To find out more about the podcast go to How a dangerous tick-borne virus sneaks into the brain.
Below is a short summary and detailed review of this podcast written by FutureFactual:
LRP8 receptor linked to tick-borne encephalitis brain invasion; Nature explores AI grant-cancellation modeling and AI psychosis risk
Nature's podcast investigates a tick-borne encephalitis (TBE) study that identifies the LRP8 receptor as a key entry point for the virus into brain cells, with experiments in human cells, stem-cell–derived neurons, and mice showing that blocking this receptor reduces infection and can protect animals. The episode also reports on a Nature Careers piece that uses machine learning to simulate NIH grant cancellations, highlighting the potential loss of foundational research such as the Human Microbiome Project and a major lung-cancer cohort. It closes with a briefing on AI psychosis risk in chatbot interactions and ongoing safety responses from tech companies.

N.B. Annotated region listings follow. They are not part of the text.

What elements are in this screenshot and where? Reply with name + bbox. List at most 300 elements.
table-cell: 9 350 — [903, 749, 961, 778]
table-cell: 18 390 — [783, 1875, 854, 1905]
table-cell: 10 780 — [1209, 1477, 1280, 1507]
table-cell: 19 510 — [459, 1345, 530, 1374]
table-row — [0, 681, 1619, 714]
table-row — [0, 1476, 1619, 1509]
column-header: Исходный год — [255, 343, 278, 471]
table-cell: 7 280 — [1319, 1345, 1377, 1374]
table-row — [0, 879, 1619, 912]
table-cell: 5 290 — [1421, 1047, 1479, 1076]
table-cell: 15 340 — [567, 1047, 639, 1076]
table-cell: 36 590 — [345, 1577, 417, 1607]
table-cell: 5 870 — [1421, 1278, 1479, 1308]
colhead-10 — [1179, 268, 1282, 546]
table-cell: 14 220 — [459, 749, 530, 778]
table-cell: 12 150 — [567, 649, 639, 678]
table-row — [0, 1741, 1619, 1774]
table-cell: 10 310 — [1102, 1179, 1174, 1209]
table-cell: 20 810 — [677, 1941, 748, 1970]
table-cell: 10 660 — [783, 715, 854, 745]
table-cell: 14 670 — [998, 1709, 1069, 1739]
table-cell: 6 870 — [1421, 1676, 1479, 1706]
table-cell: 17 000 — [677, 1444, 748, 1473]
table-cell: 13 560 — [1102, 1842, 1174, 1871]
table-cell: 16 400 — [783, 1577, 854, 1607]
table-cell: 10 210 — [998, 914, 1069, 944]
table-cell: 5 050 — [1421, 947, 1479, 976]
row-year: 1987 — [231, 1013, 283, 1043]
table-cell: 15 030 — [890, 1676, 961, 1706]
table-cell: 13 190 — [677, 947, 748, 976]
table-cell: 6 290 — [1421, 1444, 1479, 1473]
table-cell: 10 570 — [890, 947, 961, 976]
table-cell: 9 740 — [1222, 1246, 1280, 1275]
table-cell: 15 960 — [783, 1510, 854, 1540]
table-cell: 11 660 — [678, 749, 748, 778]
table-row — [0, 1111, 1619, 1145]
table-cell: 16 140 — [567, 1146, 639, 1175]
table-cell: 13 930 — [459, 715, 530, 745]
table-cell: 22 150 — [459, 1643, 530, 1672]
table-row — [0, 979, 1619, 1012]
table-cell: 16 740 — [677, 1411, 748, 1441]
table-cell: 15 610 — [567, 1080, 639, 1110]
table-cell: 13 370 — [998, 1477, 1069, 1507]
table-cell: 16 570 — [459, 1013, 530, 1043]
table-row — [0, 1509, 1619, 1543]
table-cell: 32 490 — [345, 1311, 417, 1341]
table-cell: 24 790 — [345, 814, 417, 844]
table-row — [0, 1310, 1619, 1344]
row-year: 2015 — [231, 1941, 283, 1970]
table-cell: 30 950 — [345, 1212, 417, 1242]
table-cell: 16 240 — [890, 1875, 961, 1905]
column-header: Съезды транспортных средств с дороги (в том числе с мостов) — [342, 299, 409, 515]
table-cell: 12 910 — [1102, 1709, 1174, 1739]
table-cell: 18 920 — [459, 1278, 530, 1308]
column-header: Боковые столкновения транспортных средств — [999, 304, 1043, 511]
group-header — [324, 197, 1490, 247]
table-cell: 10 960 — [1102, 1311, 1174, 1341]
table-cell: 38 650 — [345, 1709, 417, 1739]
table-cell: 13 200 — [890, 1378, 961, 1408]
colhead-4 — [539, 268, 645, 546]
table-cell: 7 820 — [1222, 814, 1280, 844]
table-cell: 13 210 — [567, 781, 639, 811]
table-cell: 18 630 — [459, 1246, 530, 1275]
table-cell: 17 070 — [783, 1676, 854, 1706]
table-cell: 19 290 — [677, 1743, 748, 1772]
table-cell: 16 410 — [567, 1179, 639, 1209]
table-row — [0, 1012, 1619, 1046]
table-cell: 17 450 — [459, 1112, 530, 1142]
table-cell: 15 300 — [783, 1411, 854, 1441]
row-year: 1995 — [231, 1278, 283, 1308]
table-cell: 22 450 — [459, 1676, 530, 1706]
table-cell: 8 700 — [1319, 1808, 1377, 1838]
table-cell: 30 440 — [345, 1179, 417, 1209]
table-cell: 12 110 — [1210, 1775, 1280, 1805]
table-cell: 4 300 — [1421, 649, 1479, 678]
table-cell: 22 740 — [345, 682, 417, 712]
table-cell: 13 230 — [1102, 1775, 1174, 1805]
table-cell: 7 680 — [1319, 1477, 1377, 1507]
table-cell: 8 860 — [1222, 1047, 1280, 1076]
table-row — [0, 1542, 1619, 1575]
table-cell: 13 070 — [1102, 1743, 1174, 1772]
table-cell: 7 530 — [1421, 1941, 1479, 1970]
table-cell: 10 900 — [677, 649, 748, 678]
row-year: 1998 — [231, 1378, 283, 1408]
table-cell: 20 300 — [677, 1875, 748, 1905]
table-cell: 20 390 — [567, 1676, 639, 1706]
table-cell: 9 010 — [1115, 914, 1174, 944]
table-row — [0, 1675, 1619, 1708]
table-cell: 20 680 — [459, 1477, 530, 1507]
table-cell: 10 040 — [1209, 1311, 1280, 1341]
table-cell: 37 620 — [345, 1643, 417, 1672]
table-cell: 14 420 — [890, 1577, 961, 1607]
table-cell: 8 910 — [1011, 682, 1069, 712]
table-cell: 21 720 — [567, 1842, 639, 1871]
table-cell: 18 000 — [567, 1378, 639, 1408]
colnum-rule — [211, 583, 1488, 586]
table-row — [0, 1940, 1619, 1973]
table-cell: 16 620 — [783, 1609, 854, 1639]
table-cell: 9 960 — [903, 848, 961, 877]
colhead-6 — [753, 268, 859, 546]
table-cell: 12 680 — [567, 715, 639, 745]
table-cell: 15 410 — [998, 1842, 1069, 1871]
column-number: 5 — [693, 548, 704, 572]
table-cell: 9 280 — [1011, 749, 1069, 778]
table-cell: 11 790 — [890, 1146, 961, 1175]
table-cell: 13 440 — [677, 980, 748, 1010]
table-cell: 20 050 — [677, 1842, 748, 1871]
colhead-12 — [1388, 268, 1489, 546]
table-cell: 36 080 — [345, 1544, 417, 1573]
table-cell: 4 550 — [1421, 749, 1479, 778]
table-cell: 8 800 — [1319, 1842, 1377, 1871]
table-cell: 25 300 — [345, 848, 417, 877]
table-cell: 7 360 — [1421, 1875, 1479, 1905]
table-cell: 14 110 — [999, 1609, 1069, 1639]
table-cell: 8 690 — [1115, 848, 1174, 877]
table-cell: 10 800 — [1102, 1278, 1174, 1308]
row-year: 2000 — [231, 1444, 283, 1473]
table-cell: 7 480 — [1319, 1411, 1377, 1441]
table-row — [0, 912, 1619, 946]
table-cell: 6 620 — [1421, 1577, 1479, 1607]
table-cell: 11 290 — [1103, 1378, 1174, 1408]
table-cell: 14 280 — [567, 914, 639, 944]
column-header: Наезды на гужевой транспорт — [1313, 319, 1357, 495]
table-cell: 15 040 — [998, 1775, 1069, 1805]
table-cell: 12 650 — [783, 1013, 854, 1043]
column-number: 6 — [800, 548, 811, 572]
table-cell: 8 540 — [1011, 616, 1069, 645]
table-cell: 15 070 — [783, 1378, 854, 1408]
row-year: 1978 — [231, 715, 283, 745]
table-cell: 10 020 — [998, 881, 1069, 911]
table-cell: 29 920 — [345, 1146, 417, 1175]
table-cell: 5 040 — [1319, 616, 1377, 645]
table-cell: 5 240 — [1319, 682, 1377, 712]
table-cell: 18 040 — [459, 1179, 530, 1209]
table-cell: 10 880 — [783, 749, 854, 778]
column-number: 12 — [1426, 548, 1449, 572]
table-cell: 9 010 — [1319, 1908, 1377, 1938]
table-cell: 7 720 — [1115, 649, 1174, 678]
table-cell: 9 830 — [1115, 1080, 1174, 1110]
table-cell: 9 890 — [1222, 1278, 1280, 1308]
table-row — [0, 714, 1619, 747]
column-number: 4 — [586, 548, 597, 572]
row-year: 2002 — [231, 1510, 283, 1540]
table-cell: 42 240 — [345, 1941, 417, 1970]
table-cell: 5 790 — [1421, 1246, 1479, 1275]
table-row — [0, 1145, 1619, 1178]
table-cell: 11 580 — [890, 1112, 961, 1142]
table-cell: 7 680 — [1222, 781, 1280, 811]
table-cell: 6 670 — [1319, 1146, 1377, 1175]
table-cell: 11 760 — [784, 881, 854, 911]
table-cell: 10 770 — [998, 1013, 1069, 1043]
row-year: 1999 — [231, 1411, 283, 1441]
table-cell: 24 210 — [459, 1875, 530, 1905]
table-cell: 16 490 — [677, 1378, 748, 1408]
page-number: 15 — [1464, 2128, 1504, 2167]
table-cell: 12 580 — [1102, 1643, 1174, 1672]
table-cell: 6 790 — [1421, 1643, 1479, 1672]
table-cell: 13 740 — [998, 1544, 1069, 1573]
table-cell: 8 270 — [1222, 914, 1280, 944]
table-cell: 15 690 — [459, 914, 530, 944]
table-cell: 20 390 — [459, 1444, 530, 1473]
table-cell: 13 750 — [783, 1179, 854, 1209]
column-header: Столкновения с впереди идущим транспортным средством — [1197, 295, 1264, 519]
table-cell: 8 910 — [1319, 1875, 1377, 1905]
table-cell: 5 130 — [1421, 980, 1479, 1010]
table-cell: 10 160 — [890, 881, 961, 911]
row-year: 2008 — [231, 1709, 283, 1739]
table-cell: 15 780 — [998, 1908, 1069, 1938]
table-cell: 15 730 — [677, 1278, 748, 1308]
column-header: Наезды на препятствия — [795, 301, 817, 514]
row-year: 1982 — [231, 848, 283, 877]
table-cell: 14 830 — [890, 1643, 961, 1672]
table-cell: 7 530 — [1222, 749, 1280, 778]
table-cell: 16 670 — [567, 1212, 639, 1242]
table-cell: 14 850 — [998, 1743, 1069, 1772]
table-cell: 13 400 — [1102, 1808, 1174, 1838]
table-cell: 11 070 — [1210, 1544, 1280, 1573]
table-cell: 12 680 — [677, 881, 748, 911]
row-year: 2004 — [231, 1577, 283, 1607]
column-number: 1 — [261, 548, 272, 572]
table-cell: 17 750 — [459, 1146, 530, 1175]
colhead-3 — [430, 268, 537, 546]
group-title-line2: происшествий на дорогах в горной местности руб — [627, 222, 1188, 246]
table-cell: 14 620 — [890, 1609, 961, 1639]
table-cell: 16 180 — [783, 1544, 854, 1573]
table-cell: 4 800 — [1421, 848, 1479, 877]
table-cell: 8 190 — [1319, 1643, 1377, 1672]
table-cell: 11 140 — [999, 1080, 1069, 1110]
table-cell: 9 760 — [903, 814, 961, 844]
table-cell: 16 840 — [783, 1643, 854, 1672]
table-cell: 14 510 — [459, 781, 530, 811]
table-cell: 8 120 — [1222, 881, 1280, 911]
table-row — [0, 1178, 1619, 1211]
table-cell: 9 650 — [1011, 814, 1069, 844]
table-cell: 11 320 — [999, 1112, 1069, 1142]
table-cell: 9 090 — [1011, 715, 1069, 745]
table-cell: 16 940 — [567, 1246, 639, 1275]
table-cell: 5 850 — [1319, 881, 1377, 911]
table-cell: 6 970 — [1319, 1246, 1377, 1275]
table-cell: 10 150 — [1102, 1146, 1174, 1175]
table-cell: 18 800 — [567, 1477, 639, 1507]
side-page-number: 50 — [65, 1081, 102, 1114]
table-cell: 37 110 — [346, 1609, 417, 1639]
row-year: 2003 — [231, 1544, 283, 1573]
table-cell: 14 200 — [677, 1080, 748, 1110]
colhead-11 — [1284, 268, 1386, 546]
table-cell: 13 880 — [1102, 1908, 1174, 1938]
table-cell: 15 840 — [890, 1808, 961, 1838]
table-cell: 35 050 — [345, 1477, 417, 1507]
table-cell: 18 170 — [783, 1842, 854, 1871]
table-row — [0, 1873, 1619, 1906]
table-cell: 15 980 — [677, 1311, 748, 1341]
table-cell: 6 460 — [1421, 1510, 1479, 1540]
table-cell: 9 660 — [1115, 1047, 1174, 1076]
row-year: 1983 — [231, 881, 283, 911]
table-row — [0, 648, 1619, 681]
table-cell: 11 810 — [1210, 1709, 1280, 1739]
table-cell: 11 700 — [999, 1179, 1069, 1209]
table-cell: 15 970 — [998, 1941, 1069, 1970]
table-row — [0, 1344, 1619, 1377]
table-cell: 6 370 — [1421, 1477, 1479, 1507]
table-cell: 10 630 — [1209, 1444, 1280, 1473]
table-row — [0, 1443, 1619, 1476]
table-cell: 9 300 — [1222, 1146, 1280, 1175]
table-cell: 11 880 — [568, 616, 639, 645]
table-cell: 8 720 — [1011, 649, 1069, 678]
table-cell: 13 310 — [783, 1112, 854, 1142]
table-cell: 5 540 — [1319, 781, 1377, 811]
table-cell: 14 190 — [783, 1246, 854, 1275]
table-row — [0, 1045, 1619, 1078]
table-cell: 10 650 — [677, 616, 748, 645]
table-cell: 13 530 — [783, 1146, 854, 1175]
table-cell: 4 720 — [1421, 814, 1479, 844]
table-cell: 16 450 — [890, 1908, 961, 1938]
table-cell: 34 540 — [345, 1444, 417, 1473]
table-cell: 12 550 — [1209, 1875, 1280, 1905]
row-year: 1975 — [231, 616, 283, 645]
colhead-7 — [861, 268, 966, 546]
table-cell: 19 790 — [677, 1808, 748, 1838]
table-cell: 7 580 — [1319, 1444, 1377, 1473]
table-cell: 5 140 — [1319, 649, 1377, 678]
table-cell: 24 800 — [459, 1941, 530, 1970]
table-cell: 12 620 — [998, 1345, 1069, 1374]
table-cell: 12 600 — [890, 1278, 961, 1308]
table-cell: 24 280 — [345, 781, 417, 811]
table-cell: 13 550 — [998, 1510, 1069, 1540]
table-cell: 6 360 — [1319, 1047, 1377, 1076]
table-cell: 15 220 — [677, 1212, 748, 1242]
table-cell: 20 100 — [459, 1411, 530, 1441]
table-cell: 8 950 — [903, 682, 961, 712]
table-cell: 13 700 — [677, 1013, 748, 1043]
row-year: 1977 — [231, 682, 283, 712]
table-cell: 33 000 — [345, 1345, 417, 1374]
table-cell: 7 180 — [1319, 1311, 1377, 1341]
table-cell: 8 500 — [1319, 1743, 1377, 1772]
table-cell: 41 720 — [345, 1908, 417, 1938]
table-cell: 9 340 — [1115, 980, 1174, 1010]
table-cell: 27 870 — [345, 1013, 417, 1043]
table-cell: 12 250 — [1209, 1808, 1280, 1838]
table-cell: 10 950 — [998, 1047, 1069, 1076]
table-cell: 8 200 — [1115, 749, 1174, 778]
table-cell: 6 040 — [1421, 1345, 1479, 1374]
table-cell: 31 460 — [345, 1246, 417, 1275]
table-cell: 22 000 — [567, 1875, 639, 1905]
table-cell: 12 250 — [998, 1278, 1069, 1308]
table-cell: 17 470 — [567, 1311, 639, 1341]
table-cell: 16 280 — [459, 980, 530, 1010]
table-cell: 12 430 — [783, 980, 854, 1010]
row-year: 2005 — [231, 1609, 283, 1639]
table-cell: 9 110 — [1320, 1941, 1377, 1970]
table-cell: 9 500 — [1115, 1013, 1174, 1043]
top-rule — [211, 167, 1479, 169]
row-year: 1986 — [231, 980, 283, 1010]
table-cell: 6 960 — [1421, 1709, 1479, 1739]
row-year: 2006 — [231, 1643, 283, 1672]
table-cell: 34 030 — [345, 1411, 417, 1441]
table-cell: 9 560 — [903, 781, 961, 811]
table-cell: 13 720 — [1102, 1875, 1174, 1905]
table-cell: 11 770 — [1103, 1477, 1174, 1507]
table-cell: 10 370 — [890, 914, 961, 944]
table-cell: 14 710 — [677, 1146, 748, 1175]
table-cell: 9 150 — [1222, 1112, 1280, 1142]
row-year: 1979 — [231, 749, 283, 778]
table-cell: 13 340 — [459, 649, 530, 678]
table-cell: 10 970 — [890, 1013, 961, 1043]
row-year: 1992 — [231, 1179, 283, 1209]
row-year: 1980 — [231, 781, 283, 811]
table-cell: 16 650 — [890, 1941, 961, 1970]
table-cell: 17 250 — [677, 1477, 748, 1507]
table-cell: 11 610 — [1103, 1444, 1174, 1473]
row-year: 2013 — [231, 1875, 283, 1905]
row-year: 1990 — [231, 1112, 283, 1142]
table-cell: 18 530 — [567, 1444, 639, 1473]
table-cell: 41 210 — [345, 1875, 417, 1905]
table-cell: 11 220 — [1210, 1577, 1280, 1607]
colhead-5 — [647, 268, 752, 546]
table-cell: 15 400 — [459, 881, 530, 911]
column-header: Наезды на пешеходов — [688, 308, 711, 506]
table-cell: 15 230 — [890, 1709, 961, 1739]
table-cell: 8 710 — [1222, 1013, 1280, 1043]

Tick-borne encephalitis and the LRP8 receptor
The episode covers a Nature study that identifies the LRP8 receptor as a brain-expressed entry point exploited by the tick-borne encephalitis virus. Researchers used CRISPR-Cas9 to knock out LRP8 in human cells and observed markedly reduced viral infection, while overexpressing the receptor increased infection rates. They then showed that partial receptor fragments could bind the virus and block entry, both in vitro and in vivo, including a mouse model where pre-treatment with the receptor fragment protected animals from disease. LRP8 appears particularly enriched in brain cells, suggesting a mechanism tailored to central nervous system invasion by TBE, with specificity to TBE over other flaviviruses. The research team emphasizes the potential to target this receptor with drugs to hinder viral binding or downstream signaling, especially given uneven vaccine coverage in many regions.
"LRP8 is a cell surface protein that the virus hijacks to enter cells." - Sara Gredmark Roo, Karolinska Institute
AI and grant-cancellation modeling: what might have been
The podcast then discusses a Nature Careers project that trained a machine learning model to analyze characteristics of canceled grants and to test its accuracy against historical cancellations. The team found the model to be around 70% accurate in identifying grants that would have been canceled, based on factors like funding left, keywords, timing, and other metadata. The researchers then applied the model to grants active ten years ago to estimate the potential impact on science, ranking outcomes by predicted citations and highlighting examples such as the Human Microbiome Project and a large lung cancer research cohort. The exercise illustrates the difficulty of predicting exact consequences when funding decisions are political and opaque and notes that researchers whose grants could have been canceled were sometimes surprised or dismayed by the scenario even in a hypothetical exercise. “It was around 70% accurate.” - Jack Leeming, Nature Careers Chief Editor
AI psychosis risk and safety responses
The final segment examines AI psychosis in the context of human users, not the AI itself. There is currently limited evidence, with some pre-prints suggesting that certain individuals predisposed to psychosis might experience worsened symptoms after interacting with chatbots, potentially via feedback loops where the AI reinforces paranoid beliefs. The podcast notes that major AI developers are taking steps to mitigate harm, including OpenAI revising a model to reduce ungrounded responses and adding clinical expertise and safety features, as well as other companies adding safeguards for minors and self-harm resources. The discussion emphasizes the need for continued research into how AI tools affect mental health and safeguards to ensure responsible deployment alongside advancing science.